With regards to causes of mortality, Samsa et al. (1993) found that diseases of the genitourinary system (i.e. renal failure, septicemia) disproportionately accounted for death in their SCI sample, but the patterns of death began to approach that of the general population by 20 years post-injury. For instance, the rates of circulatory disease and neoplasms steadily increased across time points. Interestingly, the causes of death due to injury and poisoning, and external conditions were the highest at 3-months to 5 years post-SCI, and steadily decreased across time points. In a 12-year longitudinal study of 147 veterans with SCI, Rabadi et al. (2013) reported infection, cardiovascular, and cancer to be the three primary causes of death. Although not discussed, causes of death may have also included suicides. Regardless, the findings of lower levels of evidence highlighting the high rates of suicide as a cause of death (i.e. Imai et al. 2004) reinforces the need to provide psychosocial services to help minimize the occurrence of suicide in persons with SCI.

An acknowledged limitation of the study by Samsa et al. (1993) is the reliance on secondary data sources for case identification, control selection, and mortality assessment. The study was also only on male veterans and did not include women or persons who did not survive acute SCI (i.e. less than 3 months post-SCI).Causes of death were not reported by Pickelsimer et al. (2010) or by Savic et al. (2010).


There is level 4 evidence that the 10 year survival rate post injury is 84-87% (Rabadi et al. 2013; Pickelsimer et al. 2010).

There is Level 4 evidence (Frisbie 2010) that the mortality rate post-SCI over a 10-year period may be 15.5% to 25.8%, and level 4 evidence (Cao et al. 2013) that the mortality rate is higher for individuals with SCI than the general population.

There is Level 4 evidence (Cao et al. 2013) that mortality may be higher for persons with SCIs at the C1-4 level than other spinal cord levels.
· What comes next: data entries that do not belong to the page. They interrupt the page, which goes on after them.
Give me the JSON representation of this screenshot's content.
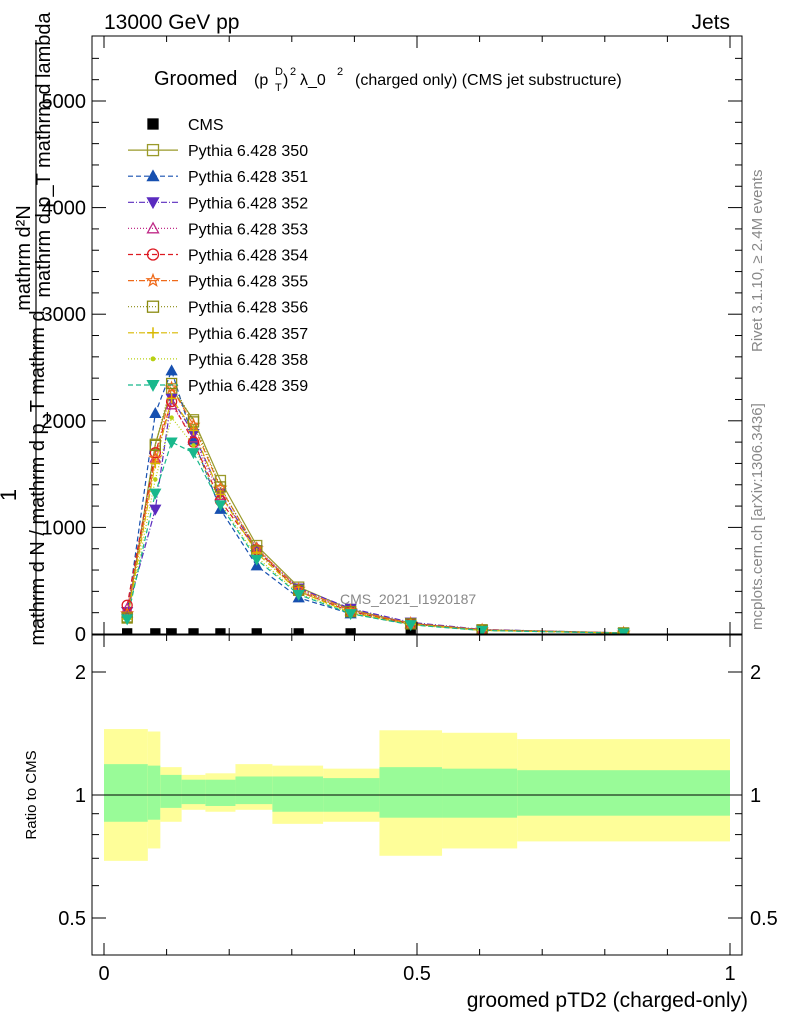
{
  "header": {
    "left": "13000 GeV pp",
    "right": "Jets"
  },
  "title": {
    "prefix": "Groomed",
    "formula": "(p",
    "sup1": "D",
    "sub1": "T",
    "close": ")",
    "sup2": "2",
    "lambda": "λ_0",
    "sup3": "2",
    "suffix": "(charged only) (CMS jet substructure)"
  },
  "side": {
    "rivet": "Rivet 3.1.10, ≥ 2.4M events",
    "mcplots": "mcplots.cern.ch [arXiv:1306.3436]"
  },
  "watermark": "CMS_2021_I1920187",
  "ylabel_main": {
    "line1": "mathrm d²N",
    "line2": "mathrm d p_T mathrm d lambda",
    "frac_num": "1",
    "frac_den": "mathrm d N / mathrm d p_T mathrm d"
  },
  "ylabel_ratio": "Ratio to CMS",
  "xlabel": "groomed pTD2 (charged-only)",
  "chart_data": [
    {
      "type": "line",
      "title": "Groomed (p_T^D)^2 λ_0^2 (charged only) (CMS jet substructure)",
      "xlim": [
        -0.02,
        1.02
      ],
      "ylim": [
        0,
        5600
      ],
      "yticks": [
        0,
        1000,
        2000,
        3000,
        4000,
        5000
      ],
      "ytick_labels": [
        "0",
        "1000",
        "2000",
        "3000",
        "4000",
        "5000"
      ],
      "xticks": [
        0,
        0.5,
        1
      ],
      "xtick_labels": [
        "0",
        "0.5",
        "1"
      ],
      "x": [
        0.037,
        0.082,
        0.108,
        0.143,
        0.186,
        0.244,
        0.311,
        0.394,
        0.49,
        0.604,
        0.83
      ],
      "cms_values": [
        6,
        6,
        6,
        6,
        6,
        6,
        6,
        6,
        6,
        6,
        6
      ],
      "series": [
        {
          "name": "CMS",
          "color": "#000000",
          "marker": "square-filled",
          "values": [
            6,
            6,
            6,
            6,
            6,
            6,
            6,
            6,
            6,
            6,
            6
          ]
        },
        {
          "name": "Pythia 6.428 350",
          "color": "#9a9a2a",
          "dash": "solid",
          "marker": "square-open",
          "values": [
            160,
            1780,
            2300,
            2010,
            1440,
            830,
            440,
            230,
            100,
            40,
            10
          ]
        },
        {
          "name": "Pythia 6.428 351",
          "color": "#1750b0",
          "dash": "5,3",
          "marker": "triangle-up-filled",
          "values": [
            200,
            2070,
            2470,
            1820,
            1170,
            640,
            340,
            190,
            90,
            35,
            8
          ]
        },
        {
          "name": "Pythia 6.428 352",
          "color": "#5a2bbf",
          "dash": "6,2,1,2",
          "marker": "triangle-down-filled",
          "values": [
            210,
            1170,
            2210,
            1880,
            1320,
            790,
            430,
            240,
            110,
            42,
            10
          ]
        },
        {
          "name": "Pythia 6.428 353",
          "color": "#c02b88",
          "dash": "1,2",
          "marker": "triangle-up-open",
          "values": [
            240,
            1650,
            2150,
            1840,
            1300,
            810,
            420,
            220,
            100,
            38,
            9
          ]
        },
        {
          "name": "Pythia 6.428 354",
          "color": "#dd1a22",
          "dash": "5,3",
          "marker": "circle-open",
          "values": [
            270,
            1700,
            2180,
            1800,
            1250,
            790,
            400,
            210,
            95,
            36,
            9
          ]
        },
        {
          "name": "Pythia 6.428 355",
          "color": "#ef6a1a",
          "dash": "6,2,1,2",
          "marker": "star-open",
          "values": [
            190,
            1650,
            2310,
            1960,
            1370,
            800,
            420,
            220,
            100,
            38,
            9
          ]
        },
        {
          "name": "Pythia 6.428 356",
          "color": "#8a8a10",
          "dash": "1,2",
          "marker": "square-open",
          "values": [
            150,
            1770,
            2350,
            1990,
            1380,
            780,
            410,
            210,
            95,
            36,
            9
          ]
        },
        {
          "name": "Pythia 6.428 357",
          "color": "#d8b800",
          "dash": "6,2,1,2",
          "marker": "cross",
          "values": [
            140,
            1600,
            2210,
            1910,
            1310,
            760,
            400,
            200,
            90,
            34,
            8
          ]
        },
        {
          "name": "Pythia 6.428 358",
          "color": "#b8d012",
          "dash": "1,2",
          "marker": "dot",
          "values": [
            130,
            1450,
            2030,
            1770,
            1230,
            720,
            380,
            195,
            88,
            33,
            8
          ]
        },
        {
          "name": "Pythia 6.428 359",
          "color": "#18b88c",
          "dash": "5,3",
          "marker": "triangle-down-filled",
          "values": [
            140,
            1320,
            1800,
            1700,
            1210,
            700,
            370,
            190,
            86,
            33,
            8
          ]
        }
      ]
    },
    {
      "type": "area",
      "title": "Ratio to CMS",
      "ylim": [
        0.41,
        2.3
      ],
      "yticks": [
        0.5,
        1,
        2
      ],
      "ytick_labels": [
        "0.5",
        "1",
        "2"
      ],
      "bin_edges": [
        0,
        0.07,
        0.09,
        0.124,
        0.162,
        0.21,
        0.269,
        0.35,
        0.44,
        0.54,
        0.66,
        1.0
      ],
      "band_inner_low": [
        0.86,
        0.87,
        0.93,
        0.95,
        0.94,
        0.95,
        0.91,
        0.91,
        0.88,
        0.88,
        0.89
      ],
      "band_inner_high": [
        1.19,
        1.18,
        1.12,
        1.09,
        1.09,
        1.11,
        1.11,
        1.1,
        1.17,
        1.16,
        1.15
      ],
      "band_outer_low": [
        0.69,
        0.74,
        0.86,
        0.92,
        0.91,
        0.92,
        0.85,
        0.86,
        0.71,
        0.74,
        0.77
      ],
      "band_outer_high": [
        1.45,
        1.43,
        1.17,
        1.12,
        1.13,
        1.19,
        1.18,
        1.16,
        1.44,
        1.42,
        1.37
      ],
      "inner_color": "#99fb98",
      "outer_color": "#fefe99"
    }
  ]
}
There is Level 4 (Frisbie 2010) to Level 5 evidence (Samsa et al. 1993) that the causes of death post-SCI are beginning to approximate those of the general population.

There is Level 4 and 5 evidence (Samsa et al. 1993; Cao et al. 2013) that life expectancy for males with SCI is lower than the general male population.

There is level 4 evidence (Rabadi et al. 2013) that older age at time of injury is a predictor of SCI-related mortality.